I'm Sorry About the Tori Amos, too

But what're you gonna do?
Farrah Field has made a juicy Gurlesque syllabus. A particularly inspired choice, Gremlins.
There's some neuron I've got to trace, connecting Gurlesque (and other feminist poetics, I'd suspect) to Haraway's companion species work.
And here are five poems by Farrah that Jeff & I got all hyped up about. Why didn't I buy Farrah's book at AWP? Next year, shopping list.
Labels: Gurlesque

5 Comments:
I would add to the Harroway parallel text the concept of Ecriture Feminine - Cixous, Kristeva etc.
Thanks, Ross... you mean ecriture feminine has a relationship to Gurlesque?
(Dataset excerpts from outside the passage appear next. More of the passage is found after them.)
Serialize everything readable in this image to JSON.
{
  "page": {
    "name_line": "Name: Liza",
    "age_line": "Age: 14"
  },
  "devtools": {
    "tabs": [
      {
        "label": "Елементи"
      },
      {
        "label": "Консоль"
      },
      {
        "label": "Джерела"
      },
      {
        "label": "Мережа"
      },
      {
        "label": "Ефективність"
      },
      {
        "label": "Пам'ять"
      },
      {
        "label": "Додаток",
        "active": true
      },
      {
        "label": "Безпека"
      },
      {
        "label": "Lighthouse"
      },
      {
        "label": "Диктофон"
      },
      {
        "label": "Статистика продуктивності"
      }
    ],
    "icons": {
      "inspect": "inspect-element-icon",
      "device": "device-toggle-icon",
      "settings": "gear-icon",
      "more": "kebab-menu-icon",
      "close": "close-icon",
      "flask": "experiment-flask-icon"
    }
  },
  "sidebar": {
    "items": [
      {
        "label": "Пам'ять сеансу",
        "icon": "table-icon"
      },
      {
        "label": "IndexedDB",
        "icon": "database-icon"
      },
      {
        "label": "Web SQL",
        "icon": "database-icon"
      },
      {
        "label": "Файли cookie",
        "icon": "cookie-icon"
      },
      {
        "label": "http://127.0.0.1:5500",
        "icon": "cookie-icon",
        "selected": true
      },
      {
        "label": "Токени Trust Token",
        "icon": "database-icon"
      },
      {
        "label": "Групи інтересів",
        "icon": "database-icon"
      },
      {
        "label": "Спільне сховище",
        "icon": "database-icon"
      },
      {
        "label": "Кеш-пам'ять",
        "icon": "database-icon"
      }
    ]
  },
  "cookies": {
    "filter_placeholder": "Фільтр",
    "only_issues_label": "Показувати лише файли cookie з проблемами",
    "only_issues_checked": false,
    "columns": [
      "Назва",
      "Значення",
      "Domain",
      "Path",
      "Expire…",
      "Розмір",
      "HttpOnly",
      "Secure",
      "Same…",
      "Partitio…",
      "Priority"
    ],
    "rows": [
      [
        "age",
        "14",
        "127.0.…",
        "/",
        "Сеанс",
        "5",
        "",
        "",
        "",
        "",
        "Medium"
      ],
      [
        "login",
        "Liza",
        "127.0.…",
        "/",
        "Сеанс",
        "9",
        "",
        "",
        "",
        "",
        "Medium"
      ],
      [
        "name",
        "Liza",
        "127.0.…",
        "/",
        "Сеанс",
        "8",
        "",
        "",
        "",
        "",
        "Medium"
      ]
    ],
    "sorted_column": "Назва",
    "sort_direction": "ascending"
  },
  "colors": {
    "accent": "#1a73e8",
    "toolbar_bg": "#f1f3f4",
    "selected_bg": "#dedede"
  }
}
Or in general to feminist poetics?
I like Cixous, particularly Kristeva, Wittig, etc., but the bit about placing experience before language or women somehow escaping the phallic order of language--their bodies somehow outside cultural construction--a sticking point for me. I'd be curious to hear which poets are down with it...or whose work seems to practice it...
I'm not sure who 'practices' it as a 'technique' - I'm only familiar with it as a critical framwork. The reason for bringing it up comes from my interest in the Gurlesque as part of a larger framework of writers whose practice deconstructs ideas of gender, and the Gurlesque as a "framework" in which to talk about similar issues. Arielle asks in her essay "Can male poets be Gurlesque?", and Cixous (i think) cites Joyce as a male writer who demonstrates the potential of textual femininity - within the Gurlesque framework you've got both Johannes and Tom Whalen who could fall under this umbrella (as i have stated over on Farrah's blog). This is i think a good opening for discussion.
Cixous could also provide an opening for reaing of Ariana's work. Her (mis-)use of text from multitudinous sources weaving a trail through various disciplines and traditions (i'm thinking of THE COW here) to create complex networks of affective production i think provides real potential for this kind of reading - Her texts (including Cour de Lion) follow a logic of their own, kind of like a train of thought, rather than dominant formal arragements or ideas of "discipline". Similar claims to that last one could be made for Johannes's work.
I think there is potential in these kind of thoughts, as a kind of preliminary brainstorm at least.
Oh, okay, I see--that's rather different than what I was thinking about the Haraway parallel!
Likely--as you suggest in that "larger framework"--there's some great gender-bendy umbrella under which Gurlesque and what I think of as grotesque, hysterical, hyper-, etc. masculinity-performance work cluster. Johannes, Aaron Kunin, Jon Leon, Joe Wenderoth, Ronald Palmer, etc. I'm very early in a project on these varieties of masculinity in contemp. poetry (hoping it comes to fruition!).
We're culturally addicted to the gender binary, whether or not one individually feels gender to be a looser spectrum... I think to interrogate the masculine norms to which one is bound vs. the feminine norms to which one is bound are distinctly different projects no matter how similar some of the formal elements, and I'm immensely curious about each.
To be fair, I should note I haven't read the Cixous closely enough to get my head around what she's saying about Joyce, but I think what she identifies in him strikes me more like male hysteria than feminine writing (of which I'm suspicious, anyhow, on account of the body-essentialim)...but maybe Johannes is writing femme by Cixous's standards. He certainly gets mileage out of Kristeva-abjection!
I'm kinda thinking of most of this in terms of "tactics" rather than anything particularly concrete- I'm not sure how much of said readings really have anything to do with Cixous, or how much is just me using bits i've read as jumping-off points (so to speak).